多くの方は、今後の収入や支出について漠然としたイメージしかわかないため、「貯蓄に回すお金がない」、「将来を見据えたお金の計画など立てられない」と思ってしまいますが、全世帯の統計データを見てみると、一般的な家計の収入と支出のイメージがわいてくると思います。
この記事では、一般的な家計の収入と支出から、ご自身のライフプラン計画の参考になるような情報をご紹介しようと思います。
一般家計の貯蓄・負債のイメージ
一般的な家計における収入の状況としては、会社員の場合、20歳代で入社後に徐々に給与が増えていき、おおよそ50歳から60歳ぐらいで給与が最高となり、60歳又は65歳で定年退職を迎えたときに退職金を受け取り、貯蓄額が大きく増えることとなります。その後は年金収入が収入の大きな柱となり、60歳代までに蓄えた貯蓄を少しずつ切り崩しながら生活をしていくことになります。

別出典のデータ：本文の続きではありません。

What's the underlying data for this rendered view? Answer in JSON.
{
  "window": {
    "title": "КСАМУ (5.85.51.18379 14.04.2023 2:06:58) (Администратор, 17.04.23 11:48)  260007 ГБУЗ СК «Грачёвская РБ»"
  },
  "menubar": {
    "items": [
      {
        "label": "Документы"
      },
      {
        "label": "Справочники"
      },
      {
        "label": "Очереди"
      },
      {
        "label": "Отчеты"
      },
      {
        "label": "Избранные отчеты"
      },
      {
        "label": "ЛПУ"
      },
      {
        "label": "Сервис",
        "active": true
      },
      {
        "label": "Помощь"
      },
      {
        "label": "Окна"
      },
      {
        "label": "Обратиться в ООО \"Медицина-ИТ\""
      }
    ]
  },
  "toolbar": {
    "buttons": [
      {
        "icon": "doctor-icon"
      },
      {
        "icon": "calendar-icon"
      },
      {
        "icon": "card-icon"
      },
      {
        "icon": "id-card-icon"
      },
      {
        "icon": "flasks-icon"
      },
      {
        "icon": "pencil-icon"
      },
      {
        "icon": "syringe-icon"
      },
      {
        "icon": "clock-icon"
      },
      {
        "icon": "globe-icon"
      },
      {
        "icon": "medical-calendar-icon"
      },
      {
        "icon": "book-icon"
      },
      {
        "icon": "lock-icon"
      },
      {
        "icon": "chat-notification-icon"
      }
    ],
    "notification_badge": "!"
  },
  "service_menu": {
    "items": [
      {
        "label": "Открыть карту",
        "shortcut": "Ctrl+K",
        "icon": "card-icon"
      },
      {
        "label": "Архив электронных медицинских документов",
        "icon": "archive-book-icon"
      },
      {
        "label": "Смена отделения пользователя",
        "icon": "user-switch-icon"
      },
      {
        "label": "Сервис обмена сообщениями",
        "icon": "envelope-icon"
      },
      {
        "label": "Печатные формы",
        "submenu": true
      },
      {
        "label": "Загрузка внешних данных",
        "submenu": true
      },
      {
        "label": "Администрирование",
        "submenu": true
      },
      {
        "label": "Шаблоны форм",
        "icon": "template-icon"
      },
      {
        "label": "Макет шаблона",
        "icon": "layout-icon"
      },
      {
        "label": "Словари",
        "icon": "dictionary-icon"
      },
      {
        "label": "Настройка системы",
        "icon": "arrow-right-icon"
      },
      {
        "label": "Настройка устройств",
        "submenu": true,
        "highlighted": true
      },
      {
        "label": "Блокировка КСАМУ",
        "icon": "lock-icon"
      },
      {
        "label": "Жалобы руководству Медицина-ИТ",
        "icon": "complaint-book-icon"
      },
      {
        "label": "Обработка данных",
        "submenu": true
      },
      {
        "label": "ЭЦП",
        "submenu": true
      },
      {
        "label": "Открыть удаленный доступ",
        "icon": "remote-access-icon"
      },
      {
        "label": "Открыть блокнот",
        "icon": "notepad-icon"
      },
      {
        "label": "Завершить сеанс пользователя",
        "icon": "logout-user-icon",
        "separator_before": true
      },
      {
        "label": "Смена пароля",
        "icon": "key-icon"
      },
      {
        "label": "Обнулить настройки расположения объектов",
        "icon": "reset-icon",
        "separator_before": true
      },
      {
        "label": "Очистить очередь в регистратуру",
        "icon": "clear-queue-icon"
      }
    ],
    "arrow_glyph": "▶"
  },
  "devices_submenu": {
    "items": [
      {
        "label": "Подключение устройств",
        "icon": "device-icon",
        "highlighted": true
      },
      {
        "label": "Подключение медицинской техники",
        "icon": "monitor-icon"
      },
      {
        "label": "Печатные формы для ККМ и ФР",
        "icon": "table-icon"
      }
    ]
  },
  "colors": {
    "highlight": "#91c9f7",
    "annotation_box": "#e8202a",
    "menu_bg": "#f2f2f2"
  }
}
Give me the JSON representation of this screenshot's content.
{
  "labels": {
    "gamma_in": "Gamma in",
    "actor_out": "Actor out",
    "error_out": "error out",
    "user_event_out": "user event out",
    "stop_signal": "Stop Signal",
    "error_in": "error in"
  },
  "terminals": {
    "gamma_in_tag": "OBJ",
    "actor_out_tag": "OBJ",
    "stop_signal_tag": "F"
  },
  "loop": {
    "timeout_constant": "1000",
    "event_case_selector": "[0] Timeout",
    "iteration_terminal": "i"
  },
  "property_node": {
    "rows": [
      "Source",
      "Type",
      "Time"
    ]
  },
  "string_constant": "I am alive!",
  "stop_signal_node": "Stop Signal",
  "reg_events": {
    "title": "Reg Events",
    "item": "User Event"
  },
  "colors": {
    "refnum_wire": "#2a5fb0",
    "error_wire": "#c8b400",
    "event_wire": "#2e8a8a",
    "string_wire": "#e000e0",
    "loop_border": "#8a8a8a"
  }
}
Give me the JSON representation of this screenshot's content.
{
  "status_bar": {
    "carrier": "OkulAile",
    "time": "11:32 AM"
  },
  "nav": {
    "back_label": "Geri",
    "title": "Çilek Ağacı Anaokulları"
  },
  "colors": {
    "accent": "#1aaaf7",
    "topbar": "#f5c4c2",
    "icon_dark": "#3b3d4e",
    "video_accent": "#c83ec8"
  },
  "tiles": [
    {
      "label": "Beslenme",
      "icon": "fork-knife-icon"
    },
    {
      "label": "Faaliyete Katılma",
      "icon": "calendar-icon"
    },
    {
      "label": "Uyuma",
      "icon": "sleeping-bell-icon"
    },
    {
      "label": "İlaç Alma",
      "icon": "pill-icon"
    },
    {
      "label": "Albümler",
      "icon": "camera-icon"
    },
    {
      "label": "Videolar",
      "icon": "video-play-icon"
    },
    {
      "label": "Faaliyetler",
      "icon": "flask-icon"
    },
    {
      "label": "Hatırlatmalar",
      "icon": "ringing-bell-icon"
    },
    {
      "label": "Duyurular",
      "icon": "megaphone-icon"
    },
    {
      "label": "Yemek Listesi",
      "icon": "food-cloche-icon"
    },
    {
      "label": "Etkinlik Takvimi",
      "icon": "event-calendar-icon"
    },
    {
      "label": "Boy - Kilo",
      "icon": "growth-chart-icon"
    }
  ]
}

一方、支出の状況としては、一般的な家計では20歳代から30歳代に住宅・土地を購入し、負った借入金(住宅ローン)を徐々に返済していく方が多いです。また、同じころにお子様が誕生されますと、基本生活費が増えるとの合わせて、お子様の教育費がかかるようになります。この支出はお子様が就職・結婚などをされて自立していくまで20年~30年前後続いていきますが、お子様が自立されていきますと自然と生活費・教育費にかかる支出が少なくなります。あわせて、50歳代から60歳代ぐらいに住宅ローンを完済される方が多く、住宅ローン完済後は住宅に係る支出が大幅に少なくなります。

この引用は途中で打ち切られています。